Note: this photo and essay originally appeared on on 12/21/13 as part of the Picture Tells A Story column, which I wrote from 11/13 to 5/11

One of the true pleasures of living the somewhat unusual life that I live, is the opportunity to be witness to people's moments of triumph and transformation. Watching someone push themselves to the ragged edge of what's possible makes any challenge seem face-able.

Today's picture is from one of those moments.

The world of body modification and hook suspension is hardly an unfamiliar one to me, and I've been privileged to be present at suspensions that were deeply meaningful or transformational, as well as ones that were far more mundane. 

This one stands out in my mind though.

Chest suspensions are challenging to begin with, for a variety of both physiological and psychological reasons.
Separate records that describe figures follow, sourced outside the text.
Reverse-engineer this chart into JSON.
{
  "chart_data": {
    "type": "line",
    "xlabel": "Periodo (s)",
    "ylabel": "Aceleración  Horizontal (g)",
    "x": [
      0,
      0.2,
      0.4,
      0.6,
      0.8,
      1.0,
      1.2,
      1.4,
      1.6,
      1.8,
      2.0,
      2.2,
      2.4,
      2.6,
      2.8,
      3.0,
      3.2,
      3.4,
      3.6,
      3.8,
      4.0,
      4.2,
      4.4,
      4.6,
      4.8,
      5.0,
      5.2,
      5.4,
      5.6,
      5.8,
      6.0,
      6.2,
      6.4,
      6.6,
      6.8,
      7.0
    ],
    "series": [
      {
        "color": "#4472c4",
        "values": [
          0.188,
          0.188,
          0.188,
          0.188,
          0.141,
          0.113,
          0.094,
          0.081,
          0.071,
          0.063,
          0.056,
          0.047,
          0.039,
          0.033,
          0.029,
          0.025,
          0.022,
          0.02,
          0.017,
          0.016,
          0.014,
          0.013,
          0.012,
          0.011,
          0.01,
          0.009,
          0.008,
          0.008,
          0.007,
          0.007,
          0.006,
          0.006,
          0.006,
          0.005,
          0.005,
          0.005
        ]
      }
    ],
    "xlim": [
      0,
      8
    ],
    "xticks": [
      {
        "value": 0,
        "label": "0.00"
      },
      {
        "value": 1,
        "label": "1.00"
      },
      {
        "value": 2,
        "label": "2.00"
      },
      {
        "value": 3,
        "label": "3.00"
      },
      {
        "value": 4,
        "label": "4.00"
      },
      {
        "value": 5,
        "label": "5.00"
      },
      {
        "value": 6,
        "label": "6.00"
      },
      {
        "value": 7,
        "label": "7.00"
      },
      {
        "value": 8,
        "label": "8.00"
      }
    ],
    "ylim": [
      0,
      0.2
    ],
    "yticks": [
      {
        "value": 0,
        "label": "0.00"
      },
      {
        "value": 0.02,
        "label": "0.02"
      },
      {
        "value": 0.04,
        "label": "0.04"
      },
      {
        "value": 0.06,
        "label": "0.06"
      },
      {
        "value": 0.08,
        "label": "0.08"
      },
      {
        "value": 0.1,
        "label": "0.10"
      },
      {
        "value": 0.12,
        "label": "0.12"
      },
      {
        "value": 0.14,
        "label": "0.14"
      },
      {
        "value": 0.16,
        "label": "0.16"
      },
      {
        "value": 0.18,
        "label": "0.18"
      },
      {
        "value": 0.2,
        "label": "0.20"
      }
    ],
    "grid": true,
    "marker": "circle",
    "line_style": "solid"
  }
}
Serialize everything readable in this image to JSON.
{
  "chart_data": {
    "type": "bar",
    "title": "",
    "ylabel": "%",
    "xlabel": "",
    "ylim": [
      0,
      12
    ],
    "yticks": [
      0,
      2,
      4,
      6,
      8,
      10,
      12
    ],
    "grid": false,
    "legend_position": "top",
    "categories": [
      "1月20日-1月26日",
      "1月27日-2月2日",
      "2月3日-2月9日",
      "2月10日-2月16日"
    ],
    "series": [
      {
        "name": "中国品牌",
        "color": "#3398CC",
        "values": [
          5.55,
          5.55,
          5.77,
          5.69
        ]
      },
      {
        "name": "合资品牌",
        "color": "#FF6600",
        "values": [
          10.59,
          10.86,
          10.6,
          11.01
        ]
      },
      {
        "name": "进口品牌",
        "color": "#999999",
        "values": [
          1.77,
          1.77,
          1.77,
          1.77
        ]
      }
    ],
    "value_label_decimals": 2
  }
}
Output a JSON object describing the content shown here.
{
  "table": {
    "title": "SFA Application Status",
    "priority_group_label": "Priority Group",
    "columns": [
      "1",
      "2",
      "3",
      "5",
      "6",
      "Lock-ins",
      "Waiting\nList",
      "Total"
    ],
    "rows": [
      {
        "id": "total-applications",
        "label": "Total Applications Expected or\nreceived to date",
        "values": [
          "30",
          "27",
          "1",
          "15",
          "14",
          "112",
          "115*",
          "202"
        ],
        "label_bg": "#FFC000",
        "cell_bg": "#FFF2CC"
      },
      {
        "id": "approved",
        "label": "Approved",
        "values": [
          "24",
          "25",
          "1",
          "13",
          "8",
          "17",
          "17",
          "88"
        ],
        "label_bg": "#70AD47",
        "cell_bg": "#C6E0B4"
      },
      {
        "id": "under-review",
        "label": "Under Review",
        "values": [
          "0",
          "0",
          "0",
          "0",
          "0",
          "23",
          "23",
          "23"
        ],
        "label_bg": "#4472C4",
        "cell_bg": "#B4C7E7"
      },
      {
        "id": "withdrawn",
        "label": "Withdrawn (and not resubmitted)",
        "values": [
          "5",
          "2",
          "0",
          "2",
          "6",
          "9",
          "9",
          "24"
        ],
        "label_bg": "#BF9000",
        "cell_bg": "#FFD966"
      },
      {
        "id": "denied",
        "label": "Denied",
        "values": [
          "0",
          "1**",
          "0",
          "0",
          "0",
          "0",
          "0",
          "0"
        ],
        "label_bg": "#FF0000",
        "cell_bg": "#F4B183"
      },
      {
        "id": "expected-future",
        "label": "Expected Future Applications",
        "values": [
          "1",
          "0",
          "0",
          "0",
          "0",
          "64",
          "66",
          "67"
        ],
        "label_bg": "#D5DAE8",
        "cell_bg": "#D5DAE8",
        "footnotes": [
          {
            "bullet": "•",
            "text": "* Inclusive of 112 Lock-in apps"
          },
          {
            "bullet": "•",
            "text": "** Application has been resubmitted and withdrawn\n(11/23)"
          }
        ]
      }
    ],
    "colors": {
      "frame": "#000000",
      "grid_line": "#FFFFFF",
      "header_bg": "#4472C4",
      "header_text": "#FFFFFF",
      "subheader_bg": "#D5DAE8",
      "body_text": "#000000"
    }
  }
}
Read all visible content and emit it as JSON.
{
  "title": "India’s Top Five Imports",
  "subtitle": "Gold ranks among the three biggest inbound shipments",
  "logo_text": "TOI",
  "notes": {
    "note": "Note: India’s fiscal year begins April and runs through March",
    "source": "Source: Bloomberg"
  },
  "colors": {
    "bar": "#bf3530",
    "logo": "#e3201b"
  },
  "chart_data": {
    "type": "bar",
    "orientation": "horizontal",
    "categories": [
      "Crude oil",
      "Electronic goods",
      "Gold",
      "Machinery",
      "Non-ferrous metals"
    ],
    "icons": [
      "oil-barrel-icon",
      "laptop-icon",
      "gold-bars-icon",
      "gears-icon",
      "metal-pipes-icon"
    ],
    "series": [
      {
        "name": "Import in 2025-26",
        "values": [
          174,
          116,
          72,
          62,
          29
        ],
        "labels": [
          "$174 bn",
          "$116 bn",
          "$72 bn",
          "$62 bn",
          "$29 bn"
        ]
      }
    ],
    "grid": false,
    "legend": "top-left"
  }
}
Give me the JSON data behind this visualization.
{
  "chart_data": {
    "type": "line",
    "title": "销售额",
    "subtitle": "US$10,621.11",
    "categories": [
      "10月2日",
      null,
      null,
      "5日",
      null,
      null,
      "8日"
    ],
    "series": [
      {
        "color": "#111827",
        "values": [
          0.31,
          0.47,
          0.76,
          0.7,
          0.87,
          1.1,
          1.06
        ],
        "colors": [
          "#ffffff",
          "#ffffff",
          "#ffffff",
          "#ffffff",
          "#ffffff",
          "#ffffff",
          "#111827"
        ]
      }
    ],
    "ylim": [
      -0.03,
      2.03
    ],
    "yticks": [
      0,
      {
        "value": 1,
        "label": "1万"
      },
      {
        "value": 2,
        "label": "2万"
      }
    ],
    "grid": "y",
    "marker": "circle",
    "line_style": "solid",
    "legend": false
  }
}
A single-hook chest suspension, particularly on someone of anything but waif-ish proportions, is a dicey proposition. The suspension in this photo was facilitated by Steve Joyner and the team from CoRE, some of the top hook suspension experts on the west coast, and the person flying is one of the more fabulous I've encountered in my travels. 

It isn't my place to discuss the reasons she chose to do the suspension pictured, of course. But it was a true joy to watch her prepare for the experience, and I was blown away by the energy she and the CoRE team brought to the entire ritual. Mr. Joyner was just barely out of frame for this photo, carefully watching to ensure nothing went wrong, though in the end the person being suspended chose to come down just moments before Steve would have stepped in and brought the suspension to a close. 

My photo can only capture the barest shadow of the moment's power. Even so, I find it to be a reminder that with focus, discipline, maybe a bit of divine help, and someone to catch us if we should fall, we can do so much more than we ever could imagine.